Hala vücudunda AİDS virüsü dolaşsa da, Brryan
artık sağlıklı, güler yüzlü bir genç. Baba olmak hayallerini süslüyor ve “umut”
yaşamsaldır diyor Brryan: “Çocuklarıma hep umudu aşılamak isterim. Onlara
dünyanın aslında barışçıl bir yer olduğu ve benim onları korumak için hep
yanlarında olacağım duygusunu vermek isterim. Kötü şeylerden de iyi şeylerin çıkması mümkündür”.
Konuya duygusal dayanıklılık açısından
baktığımızda, bu sözler bambaşka bir hikaye anlatıyor. İki çocuk da,
yaşadıkları trajediden insancıl değerlere yaslanarak çıkmaya çalışmış, sözleri derslerle dolu. Haksızlığa
uğradıkları halde, bu değerlere inançlarını yitirmemişler. Empatiyi, merhameti
öğrenmişler. Hayata da insanlara da küsmeden, iyi insanların da yeterince bulunduğunu anlayıp, var olan
iyiliklere şükran duygusunu kaybetmemiş
ve belki de en önemlisi, kestirmeden
mutsuzluk yolu olan toplumdan kendini soyutlamayı düşünmemişler.
“Kötülükten (bile) iyi şeylerin çıkmasının mümkün” olduğunu kanıtlamışlar.[5]

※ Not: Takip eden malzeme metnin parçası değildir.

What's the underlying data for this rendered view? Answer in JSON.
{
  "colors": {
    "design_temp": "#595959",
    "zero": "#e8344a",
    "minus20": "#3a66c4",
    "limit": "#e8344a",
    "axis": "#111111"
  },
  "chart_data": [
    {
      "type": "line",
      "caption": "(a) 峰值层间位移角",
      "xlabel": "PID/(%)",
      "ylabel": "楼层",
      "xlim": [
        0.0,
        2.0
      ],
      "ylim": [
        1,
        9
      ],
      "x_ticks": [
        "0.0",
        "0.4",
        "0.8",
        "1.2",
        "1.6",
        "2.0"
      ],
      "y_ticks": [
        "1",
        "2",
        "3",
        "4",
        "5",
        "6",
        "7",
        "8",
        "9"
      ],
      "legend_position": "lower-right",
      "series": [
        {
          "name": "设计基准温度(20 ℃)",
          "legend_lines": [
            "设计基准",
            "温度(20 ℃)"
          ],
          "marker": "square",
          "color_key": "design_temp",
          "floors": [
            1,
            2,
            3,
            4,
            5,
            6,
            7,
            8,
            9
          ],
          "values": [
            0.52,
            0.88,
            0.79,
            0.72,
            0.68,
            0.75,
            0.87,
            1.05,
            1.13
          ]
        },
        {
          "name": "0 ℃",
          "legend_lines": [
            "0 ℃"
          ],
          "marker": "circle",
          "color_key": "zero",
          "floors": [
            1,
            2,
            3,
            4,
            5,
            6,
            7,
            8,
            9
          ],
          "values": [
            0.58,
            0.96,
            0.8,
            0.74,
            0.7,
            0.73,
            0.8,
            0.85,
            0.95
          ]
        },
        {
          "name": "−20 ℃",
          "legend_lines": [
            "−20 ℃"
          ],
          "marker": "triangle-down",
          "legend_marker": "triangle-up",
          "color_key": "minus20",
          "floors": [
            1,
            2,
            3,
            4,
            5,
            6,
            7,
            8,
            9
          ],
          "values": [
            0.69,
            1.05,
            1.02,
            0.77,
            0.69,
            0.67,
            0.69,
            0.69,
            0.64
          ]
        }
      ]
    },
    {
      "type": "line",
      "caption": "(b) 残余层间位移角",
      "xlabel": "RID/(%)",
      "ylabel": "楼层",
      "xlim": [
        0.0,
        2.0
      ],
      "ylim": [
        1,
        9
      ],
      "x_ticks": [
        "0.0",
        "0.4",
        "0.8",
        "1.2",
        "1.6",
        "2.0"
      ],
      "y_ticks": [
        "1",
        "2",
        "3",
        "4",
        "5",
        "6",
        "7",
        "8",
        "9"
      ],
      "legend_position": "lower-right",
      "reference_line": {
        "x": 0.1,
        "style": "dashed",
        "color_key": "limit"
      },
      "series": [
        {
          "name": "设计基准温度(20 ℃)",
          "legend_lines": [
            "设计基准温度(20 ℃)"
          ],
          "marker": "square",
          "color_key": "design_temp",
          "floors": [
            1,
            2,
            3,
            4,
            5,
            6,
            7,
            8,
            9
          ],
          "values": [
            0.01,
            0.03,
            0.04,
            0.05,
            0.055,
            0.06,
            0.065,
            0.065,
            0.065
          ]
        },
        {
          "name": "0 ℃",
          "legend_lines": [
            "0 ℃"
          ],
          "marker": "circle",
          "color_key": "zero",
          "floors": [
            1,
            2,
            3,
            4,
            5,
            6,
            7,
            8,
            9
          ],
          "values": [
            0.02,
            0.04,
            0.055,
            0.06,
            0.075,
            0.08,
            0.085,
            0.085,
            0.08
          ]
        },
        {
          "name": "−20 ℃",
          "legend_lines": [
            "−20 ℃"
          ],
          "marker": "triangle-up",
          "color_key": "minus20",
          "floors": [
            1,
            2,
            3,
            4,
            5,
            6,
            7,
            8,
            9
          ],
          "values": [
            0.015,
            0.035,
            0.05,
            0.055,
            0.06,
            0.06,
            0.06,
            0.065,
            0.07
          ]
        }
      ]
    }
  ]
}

Başımıza gelen şeylerden çok, bizim nasıl
tepki verdiğimizdir önemli olan. Kaderimizi belirleyen de büyük ölçüde bu değil
mi? İnternette dolaşan “%10-%90 kuralı” hikayesini hatırladınız mı? Ya da
“Sükunet Duası”nı (Serenity Prayer):
“Tanrım, bana değiştiremeyeceğim şeyleri kabul
etme (sabır), değiştirebileceğim şeyler için cesaret ve ikisi arasındaki farkı
anlayacak bir feraset ver.”
Çocukların acı çekmediği bir dünya umuduyla…
Sevgiyle kalın.
[1] Guy Winch, How To Fix A Broken
Heart, https://www.ted.com/talks/guy_winch_how_to_fix_a_broken_heart, TED 2017
[3] Lucy Hancock, Brryan Jackson: My
father injected me with HIV, BBC World Service, 19.10.2016, http://www.bbc.com/news/magazine-37696071
[4] Bu sözler bana, Tuğba Tuğman’ın “Hoşgörü Özgürleştirir” başlıklı güzel
yazısını hatırlattı. Henüz okumadıysanız: http://coachteam.com.tr/hosgoru-ozgurlestirir/
[5] Bu hikayeler yazıya dökülmüş
olanlardan birkaçı sadece. Dünyamızda hala acı çeken sayısız çocuğun varlığını
bilmek kahredici bir duygu, değil mi?